Su trayectoria pública incluye roles de alta relevancia estratégica como la Dirección General del Corredor Interoceánico del Istmo de Tehuantepec (CIIT), donde sentó las bases logísticas de uno de los proyectos insignia del sexenio anterior, vinculando el comercio de los dos océanos con el desarrollo de la península. En el ámbito político de Quintana Roo, fungió como el primer dirigente estatal de Morena y coordinador de campañas presidenciales, lo que le ha otorgado un estatus de líder moral y un capital político que, lo mantiene como una figura central en las proyecciones de gobernanza y estabilidad política del estado hacia el futuro inmediato.
Hacia el cierre de su ciclo actual, la visión de Rafael Marín Mollinedo se define por la institucionalización de la transparencia en el sistema aduanero y la integración definitiva de Quintana Roo en las cadenas globales de valor a través de una logística de vanguardia.
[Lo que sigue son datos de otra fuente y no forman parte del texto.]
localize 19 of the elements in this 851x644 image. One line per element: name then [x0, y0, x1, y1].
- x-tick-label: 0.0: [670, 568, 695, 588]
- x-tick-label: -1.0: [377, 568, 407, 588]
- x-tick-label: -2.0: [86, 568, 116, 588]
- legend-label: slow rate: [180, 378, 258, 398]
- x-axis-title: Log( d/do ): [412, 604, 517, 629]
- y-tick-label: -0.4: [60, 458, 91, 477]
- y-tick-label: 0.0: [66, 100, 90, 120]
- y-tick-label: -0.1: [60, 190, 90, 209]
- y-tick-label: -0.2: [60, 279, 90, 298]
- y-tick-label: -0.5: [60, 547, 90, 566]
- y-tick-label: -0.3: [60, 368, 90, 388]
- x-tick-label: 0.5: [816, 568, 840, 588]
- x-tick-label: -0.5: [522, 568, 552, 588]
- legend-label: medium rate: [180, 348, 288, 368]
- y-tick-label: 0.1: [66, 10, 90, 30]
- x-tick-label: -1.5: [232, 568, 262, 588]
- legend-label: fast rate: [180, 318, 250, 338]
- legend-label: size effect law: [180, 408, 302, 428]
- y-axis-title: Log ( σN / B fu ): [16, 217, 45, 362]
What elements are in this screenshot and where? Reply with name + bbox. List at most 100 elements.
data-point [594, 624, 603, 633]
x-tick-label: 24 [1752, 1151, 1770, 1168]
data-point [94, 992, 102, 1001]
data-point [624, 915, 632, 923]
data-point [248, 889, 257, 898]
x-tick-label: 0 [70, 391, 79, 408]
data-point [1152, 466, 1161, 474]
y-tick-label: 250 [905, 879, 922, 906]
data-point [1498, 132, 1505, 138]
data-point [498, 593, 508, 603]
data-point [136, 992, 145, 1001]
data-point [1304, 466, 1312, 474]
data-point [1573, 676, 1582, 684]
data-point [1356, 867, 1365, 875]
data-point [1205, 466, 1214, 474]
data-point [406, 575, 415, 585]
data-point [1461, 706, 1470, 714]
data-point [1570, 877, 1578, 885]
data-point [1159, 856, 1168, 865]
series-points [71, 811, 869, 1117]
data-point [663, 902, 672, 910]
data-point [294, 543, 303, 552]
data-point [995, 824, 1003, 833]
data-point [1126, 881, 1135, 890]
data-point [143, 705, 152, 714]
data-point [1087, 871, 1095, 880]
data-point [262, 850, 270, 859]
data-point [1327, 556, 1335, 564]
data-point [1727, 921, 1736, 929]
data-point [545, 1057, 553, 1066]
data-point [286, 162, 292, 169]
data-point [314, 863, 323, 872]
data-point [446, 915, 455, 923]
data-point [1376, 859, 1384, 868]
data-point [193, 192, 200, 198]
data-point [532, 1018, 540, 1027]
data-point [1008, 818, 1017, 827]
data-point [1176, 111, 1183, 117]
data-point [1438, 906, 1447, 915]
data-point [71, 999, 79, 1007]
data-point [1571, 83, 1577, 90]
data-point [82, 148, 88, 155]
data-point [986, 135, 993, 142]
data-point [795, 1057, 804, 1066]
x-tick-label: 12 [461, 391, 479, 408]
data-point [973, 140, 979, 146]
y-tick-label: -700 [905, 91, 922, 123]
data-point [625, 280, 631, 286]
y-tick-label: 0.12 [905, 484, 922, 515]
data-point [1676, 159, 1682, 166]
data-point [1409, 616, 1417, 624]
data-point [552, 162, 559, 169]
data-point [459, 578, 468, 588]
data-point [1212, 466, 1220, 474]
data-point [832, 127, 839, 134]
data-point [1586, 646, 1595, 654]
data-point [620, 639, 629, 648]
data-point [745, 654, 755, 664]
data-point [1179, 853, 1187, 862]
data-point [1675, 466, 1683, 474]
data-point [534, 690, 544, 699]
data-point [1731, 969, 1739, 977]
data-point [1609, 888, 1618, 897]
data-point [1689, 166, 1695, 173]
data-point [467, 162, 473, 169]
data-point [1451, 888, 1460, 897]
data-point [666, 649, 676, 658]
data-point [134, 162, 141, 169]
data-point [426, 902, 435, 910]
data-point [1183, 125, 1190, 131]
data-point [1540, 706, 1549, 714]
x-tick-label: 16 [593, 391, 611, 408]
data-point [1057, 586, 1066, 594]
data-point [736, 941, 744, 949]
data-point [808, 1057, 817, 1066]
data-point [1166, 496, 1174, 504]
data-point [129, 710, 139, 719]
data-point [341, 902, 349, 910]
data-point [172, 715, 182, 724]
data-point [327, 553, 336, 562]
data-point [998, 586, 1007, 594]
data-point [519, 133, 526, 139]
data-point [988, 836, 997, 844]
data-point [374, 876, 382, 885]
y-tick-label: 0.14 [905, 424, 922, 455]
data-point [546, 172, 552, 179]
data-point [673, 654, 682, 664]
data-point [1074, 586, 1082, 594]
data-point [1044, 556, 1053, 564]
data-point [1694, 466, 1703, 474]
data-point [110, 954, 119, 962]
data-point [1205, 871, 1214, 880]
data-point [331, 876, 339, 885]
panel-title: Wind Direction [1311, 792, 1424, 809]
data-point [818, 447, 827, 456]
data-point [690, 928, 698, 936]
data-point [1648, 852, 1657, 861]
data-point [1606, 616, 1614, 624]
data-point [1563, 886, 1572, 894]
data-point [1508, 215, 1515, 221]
Es un funcionario que evita el protagonismo mediático excesivo, prefiriendo la operación técnica y la interlocución directa con el sector empresarial. Su perfil es plenamente verificable a través de los nombramientos oficiales en el Diario Oficial de la Federación, los registros del Servicio Exterior Mexicano y las actas constitutivas de los comités de planeación del desarrollo en el sureste mexicano.